Recent research suggests we reverse the sequence. Social media sentiment has correlated with a subsequent fall in financial markets.
Tweet Studies
In one study, the research targeted what they called emotional words that they then sought to correlate with financial market fluctuations. In the following table you can see the words they selected, the average number of times each one appeared in a tweet in one day (307 for “hope”), and a daily range (“hope’s” minimum was 54 and its max was 467).
More specifically, when “hope, fear and worry” predominated, the Dow dipped; when they subsided, the Dow rose. As a result, the study’s authors cited an inverse relationship between those emotions and the direction of the Dow.

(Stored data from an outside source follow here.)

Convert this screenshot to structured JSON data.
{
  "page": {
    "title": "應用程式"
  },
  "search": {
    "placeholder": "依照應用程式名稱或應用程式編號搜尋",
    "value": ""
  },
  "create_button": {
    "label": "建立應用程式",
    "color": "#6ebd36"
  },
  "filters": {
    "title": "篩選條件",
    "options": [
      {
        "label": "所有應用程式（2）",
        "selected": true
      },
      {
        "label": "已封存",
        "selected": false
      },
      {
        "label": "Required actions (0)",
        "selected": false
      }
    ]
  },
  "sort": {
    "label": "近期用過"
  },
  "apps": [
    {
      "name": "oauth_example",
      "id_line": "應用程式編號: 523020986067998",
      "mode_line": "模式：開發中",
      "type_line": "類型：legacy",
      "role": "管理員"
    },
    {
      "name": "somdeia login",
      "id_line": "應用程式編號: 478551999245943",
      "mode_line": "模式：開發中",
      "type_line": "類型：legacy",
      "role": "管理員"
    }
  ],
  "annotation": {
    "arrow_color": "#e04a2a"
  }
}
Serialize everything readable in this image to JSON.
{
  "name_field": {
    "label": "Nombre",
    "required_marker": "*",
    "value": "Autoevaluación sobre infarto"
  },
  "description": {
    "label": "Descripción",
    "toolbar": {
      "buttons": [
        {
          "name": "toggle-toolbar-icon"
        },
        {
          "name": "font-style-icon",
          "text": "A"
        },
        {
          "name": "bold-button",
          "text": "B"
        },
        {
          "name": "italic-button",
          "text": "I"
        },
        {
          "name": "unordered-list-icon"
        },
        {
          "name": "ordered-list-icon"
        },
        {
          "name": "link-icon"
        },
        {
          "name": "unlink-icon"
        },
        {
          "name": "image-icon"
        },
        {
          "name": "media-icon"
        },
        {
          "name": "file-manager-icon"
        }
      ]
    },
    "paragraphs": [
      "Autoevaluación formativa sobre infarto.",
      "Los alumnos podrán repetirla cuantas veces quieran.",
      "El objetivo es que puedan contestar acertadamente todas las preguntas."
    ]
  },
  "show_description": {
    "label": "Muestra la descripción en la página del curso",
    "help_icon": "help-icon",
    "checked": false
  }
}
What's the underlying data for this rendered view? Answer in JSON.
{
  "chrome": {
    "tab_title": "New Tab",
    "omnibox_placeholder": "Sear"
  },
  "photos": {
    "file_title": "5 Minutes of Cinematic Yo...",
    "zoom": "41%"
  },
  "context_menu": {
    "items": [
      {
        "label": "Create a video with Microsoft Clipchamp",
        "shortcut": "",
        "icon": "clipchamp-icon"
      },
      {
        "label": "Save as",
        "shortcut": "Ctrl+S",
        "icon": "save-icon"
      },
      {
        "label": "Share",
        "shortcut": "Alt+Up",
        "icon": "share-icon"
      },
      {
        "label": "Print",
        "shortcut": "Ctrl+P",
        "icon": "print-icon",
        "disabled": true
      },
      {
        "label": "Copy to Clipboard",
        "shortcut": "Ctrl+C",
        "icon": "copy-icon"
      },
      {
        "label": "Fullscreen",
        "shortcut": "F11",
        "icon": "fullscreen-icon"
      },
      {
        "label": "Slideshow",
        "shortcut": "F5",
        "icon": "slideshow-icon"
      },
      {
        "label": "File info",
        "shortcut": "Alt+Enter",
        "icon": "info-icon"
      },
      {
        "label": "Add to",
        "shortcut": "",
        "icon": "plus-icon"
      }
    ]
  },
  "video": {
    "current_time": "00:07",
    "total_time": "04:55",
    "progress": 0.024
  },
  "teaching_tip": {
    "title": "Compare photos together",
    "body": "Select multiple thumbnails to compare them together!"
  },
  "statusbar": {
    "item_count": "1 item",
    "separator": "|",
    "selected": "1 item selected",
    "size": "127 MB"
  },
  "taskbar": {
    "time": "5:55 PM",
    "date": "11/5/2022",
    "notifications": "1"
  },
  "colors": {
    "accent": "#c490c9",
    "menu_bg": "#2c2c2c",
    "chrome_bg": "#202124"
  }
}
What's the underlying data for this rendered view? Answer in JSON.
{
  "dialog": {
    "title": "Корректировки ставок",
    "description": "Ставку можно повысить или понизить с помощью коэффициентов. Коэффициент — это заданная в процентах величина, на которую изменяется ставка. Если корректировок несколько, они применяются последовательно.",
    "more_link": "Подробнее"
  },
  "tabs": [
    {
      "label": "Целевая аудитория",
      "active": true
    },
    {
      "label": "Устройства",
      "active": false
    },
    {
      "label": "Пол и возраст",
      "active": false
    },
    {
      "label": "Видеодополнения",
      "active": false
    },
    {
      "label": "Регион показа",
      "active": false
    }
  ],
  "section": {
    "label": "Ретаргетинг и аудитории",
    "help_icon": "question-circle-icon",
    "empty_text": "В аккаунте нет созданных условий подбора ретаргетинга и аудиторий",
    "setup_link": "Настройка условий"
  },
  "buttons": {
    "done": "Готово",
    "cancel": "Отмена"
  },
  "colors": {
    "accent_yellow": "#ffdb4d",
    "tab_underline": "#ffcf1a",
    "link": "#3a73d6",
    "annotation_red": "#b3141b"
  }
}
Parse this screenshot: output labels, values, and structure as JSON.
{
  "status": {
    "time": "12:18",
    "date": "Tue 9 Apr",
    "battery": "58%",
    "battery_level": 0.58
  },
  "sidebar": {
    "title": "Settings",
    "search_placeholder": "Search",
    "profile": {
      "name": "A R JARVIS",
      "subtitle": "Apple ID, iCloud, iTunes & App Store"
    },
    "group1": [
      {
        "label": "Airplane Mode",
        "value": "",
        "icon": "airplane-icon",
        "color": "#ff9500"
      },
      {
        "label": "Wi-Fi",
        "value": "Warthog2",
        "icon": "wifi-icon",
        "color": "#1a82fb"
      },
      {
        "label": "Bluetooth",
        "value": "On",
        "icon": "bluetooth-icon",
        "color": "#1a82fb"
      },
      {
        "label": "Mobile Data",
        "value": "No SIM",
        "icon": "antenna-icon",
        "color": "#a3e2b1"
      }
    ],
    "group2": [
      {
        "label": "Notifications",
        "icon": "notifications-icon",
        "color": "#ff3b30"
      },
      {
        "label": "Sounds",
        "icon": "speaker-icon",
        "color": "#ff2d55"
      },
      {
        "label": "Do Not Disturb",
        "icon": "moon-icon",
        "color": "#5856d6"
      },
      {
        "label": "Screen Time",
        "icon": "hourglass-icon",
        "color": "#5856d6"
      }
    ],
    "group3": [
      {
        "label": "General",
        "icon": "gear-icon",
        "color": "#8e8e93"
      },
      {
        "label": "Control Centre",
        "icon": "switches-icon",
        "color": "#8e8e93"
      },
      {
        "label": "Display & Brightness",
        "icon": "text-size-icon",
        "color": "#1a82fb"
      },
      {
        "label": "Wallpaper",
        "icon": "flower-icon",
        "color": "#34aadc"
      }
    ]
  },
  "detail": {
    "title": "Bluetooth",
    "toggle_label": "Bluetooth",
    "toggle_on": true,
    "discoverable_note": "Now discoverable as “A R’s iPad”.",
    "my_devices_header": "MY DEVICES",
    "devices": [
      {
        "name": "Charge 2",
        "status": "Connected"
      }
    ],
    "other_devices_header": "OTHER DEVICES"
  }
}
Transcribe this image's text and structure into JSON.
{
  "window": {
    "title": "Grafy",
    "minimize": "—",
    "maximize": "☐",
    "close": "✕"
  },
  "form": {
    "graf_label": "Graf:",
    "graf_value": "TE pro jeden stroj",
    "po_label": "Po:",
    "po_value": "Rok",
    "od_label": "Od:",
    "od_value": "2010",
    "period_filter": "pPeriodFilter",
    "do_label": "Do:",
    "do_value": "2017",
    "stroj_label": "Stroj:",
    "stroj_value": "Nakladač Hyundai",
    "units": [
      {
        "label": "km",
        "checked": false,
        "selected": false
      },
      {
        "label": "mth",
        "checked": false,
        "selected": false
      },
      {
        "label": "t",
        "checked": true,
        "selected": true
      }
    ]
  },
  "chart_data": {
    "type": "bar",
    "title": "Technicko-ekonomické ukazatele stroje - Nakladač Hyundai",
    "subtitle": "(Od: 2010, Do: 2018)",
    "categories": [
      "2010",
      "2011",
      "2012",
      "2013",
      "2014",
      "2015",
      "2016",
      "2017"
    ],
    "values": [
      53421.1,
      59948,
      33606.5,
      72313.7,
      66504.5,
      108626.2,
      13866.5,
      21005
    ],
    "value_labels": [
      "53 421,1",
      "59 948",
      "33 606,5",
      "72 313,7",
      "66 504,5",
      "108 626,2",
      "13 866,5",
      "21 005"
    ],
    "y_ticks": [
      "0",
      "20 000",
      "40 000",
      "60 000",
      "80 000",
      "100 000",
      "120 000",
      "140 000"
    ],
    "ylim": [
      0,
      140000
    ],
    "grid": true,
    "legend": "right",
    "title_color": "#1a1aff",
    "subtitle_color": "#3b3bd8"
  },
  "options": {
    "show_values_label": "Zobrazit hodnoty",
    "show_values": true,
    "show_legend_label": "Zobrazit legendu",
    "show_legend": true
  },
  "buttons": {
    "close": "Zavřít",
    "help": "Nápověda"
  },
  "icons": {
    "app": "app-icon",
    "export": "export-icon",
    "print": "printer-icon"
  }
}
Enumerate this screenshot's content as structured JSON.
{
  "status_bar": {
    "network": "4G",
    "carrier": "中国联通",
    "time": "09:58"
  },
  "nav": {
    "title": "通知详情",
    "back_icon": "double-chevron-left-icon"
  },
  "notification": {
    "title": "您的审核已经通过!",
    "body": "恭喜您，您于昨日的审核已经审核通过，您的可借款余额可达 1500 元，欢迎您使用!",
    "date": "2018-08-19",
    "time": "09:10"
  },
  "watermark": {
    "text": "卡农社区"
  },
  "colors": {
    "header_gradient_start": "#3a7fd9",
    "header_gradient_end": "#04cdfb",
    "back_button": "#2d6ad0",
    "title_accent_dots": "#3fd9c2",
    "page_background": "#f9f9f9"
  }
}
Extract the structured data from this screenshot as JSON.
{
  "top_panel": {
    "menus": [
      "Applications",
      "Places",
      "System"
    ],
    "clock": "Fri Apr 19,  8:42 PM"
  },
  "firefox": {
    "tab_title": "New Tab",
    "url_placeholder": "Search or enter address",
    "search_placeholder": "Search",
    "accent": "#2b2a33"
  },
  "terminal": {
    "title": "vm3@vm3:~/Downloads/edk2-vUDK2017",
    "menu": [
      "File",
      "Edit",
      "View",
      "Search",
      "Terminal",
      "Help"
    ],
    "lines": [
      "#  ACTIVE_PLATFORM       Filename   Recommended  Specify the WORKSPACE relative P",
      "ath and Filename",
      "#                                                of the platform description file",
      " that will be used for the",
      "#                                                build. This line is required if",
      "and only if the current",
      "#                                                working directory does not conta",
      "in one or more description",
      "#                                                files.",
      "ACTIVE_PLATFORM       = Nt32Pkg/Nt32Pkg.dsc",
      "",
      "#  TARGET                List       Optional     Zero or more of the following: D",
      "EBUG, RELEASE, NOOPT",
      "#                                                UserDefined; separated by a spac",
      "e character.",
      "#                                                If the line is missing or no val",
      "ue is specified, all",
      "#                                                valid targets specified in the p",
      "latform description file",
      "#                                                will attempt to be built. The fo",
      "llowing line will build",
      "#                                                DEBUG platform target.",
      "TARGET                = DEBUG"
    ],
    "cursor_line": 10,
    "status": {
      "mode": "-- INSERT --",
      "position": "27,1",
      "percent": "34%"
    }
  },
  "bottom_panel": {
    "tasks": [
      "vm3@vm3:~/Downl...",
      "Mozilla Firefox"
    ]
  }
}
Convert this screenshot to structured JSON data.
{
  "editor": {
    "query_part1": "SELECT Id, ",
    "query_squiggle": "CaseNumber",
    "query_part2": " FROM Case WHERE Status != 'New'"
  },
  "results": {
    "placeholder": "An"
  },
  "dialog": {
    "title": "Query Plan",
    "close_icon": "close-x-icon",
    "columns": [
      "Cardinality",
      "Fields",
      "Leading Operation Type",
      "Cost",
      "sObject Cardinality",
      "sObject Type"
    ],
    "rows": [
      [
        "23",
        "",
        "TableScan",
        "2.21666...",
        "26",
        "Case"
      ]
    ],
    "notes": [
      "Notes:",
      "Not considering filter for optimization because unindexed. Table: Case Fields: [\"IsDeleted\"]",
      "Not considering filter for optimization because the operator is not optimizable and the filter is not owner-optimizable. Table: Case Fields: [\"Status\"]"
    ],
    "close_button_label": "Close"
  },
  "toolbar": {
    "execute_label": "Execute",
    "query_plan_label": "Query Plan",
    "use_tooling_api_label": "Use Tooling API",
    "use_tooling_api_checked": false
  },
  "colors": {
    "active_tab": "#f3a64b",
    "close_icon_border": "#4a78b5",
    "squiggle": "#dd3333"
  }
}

In a similar study, looking at millions of tweets for emotional indicators, another research group concluded that a slew of calm tweets meant the Dow would probably rise. Anxious tweets and it fell. Their accuracy? An 86.7% success rate.
And yet another group sought to correlate social media sentiment on an hourly basis with market fluctuation. Their data indicated that 12 out of 48 financial instruments could indeed have some connection to social media sentiment.
While all of this research is pretty interesting, it left me with one question. Even if they are right–and the holder of the patent on a Twitter Predictor works–what about Flash Boys? Thinking of high frequency trading, Michael Lewis’s Flash Boys and what appears to be an algorithm revolution, I wonder if a sentiment index for social media targets the heartbeat of financial markets.
Our Bottom Line: The Wisdom of Crowds
Sentiment research on social media is about the crowd conveying more accurate information than individuals.
In The Wisdom of Crowds, New Yorker columnist James Surowiecki says that crowds can usually make decisions that are more accurate than individuals. In markets, crowds accurately price sodas and broccoli and tennis lessons. Studies demonstrate that crowds’ guesses cluster around the true number of jelly beans in those huge glass jugs. Similarly, bubbles are an example of crowd behavior. Here though, we have “collective decision-making gone wrong”.
Although we can debate the wisdom of financial sentiment research, tweet aggregates surely do provide crowd wisdom…or folly.